Dallas is not the only woman Sean has to contend with. The animal-collecting outfit is actually owned by Brandy de la Court (Michèle Girardon). Her father had been a famous animal collector until he was killed trying to catch a rhino. His young daughter Brandy was more or less adopted by the survivors but now she’s not so young any more. Now she’s a very attractive young woman of eighteen and that’s going to cause more romantic complications, especially when a young Frenchman joins the team. He notices her charms at once, and that brings her charms to the notice of the team’s ace driver, Kurt Muller (Hardy Krüger). But this is not just a romantic triangle, it becomes a romantic quadrangle when yet a third member of the team decides he’s in love with Brandy.
Sean has his own problems. Like figuring out what to do about Dallas. He knows he’s in love with her but he has no idea how to tell her. Dallas meanwhile has been collecting baby elephants. Lots of baby elephants. They just keep turning up the camp and they all decide that she’s the ideal mother for a baby elephant. Sean also has to worry about the latest project of Pockets (Red Buttons). Pockets fancies himself as an inventor and he’s come up with a brilliant idea for catching monkeys. It’s the fact that his idea involves large amounts of gunpowder that has Sean worried.

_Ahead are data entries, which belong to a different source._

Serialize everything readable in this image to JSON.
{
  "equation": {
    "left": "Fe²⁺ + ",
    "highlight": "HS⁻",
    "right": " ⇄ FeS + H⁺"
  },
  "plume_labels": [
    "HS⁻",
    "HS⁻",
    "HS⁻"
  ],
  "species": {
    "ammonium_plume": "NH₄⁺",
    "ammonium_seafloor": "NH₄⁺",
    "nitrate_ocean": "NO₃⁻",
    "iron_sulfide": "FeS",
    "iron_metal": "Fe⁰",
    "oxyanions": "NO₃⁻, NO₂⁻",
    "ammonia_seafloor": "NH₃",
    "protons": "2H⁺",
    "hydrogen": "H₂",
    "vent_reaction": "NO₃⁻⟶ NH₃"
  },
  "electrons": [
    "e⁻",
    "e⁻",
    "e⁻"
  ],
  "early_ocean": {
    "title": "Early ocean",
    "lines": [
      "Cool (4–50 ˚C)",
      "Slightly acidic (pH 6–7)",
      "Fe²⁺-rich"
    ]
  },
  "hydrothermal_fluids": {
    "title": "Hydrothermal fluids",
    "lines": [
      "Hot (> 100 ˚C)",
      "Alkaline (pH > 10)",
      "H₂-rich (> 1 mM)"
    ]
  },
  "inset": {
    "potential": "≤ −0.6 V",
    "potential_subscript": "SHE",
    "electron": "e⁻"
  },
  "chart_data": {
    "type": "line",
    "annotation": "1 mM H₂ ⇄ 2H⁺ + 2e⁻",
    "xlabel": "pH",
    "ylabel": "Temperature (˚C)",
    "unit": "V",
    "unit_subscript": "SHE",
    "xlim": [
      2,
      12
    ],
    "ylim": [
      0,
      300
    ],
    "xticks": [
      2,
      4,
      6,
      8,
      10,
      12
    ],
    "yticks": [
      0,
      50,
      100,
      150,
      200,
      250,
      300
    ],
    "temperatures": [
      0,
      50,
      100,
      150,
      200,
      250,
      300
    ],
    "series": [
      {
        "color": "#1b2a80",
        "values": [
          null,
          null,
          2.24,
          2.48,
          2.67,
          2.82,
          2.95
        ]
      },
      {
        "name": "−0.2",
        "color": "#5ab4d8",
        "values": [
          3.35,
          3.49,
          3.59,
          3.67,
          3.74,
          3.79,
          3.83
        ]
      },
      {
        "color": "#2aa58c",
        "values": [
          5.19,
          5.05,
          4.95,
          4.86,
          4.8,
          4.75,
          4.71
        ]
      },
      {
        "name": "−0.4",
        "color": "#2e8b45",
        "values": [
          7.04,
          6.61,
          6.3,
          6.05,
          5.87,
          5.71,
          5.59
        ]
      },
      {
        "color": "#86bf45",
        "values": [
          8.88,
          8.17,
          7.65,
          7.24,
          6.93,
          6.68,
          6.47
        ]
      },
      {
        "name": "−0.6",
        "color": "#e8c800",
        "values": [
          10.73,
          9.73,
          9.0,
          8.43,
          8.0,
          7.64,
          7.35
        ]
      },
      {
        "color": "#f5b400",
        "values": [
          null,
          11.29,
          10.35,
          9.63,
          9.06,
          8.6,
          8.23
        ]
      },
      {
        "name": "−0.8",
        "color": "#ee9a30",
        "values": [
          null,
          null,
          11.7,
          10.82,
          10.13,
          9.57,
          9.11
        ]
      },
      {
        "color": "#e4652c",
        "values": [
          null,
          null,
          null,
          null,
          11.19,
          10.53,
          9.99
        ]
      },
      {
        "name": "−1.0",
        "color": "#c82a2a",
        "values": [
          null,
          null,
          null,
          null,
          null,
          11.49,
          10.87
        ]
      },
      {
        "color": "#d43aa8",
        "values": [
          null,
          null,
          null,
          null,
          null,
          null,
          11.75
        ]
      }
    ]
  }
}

This is, at 157 minutes, a rather long movie. But it doesn’t really seem long at all. The animal-catching action sequences, involving high-speed chases in cars and trucks, are nicely interspersed with the more romantic and comedic scenes. The whole thing is quite well balanced. Some process shots are used in the action scenes but they’re very well done and it’s obvious that most of these scenes are pretty much done for real. They’re a good deal more exciting than most of the CGI-laden dreck that currently infests movie screens. Hawks knew how to do action. With spectacular scenery as a backdrop this movie scores highly on visual impressiveness.
Hawks’ ability to handle action, romance and comedy with equal dexterity stand him in good stead and despite the film’s length he is never in the slightest danger of losing control.
The strong cast certainly helps. John Wayne’s easy-going likeable performance anchors the movie. Red Buttons could be an irritating actor but Hawks knows how to use his comic skills to best advantage and his performance works quite well. Hardy Krüger is equally likeable and is the ideal young gun to Wayne’s experienced old-timer. The only puzzling thing is that with the young and hunky Krüger around the two women seem determined to overlook his obvious charms and instead fall in love with the old-timers! Elsa Martinelli and Michèle Girardon are both delightful.
The barebones Region 4 DVD provides an anamorphic transfer but the picture is inclined to be a little soft and at times the colour balance seems just a little off.
Hatari! is a remarkably good-natured movie that provides action, romance and comedy. It ends with an inspired extended comedic sequence that is almost pure screwball comedy, hardly surprising since nobody ever did screwball comedy better than Howard Hawks. This is family entertainment that actually will entertain the whole family. It’s impossible not to like this movie. Highly recommended.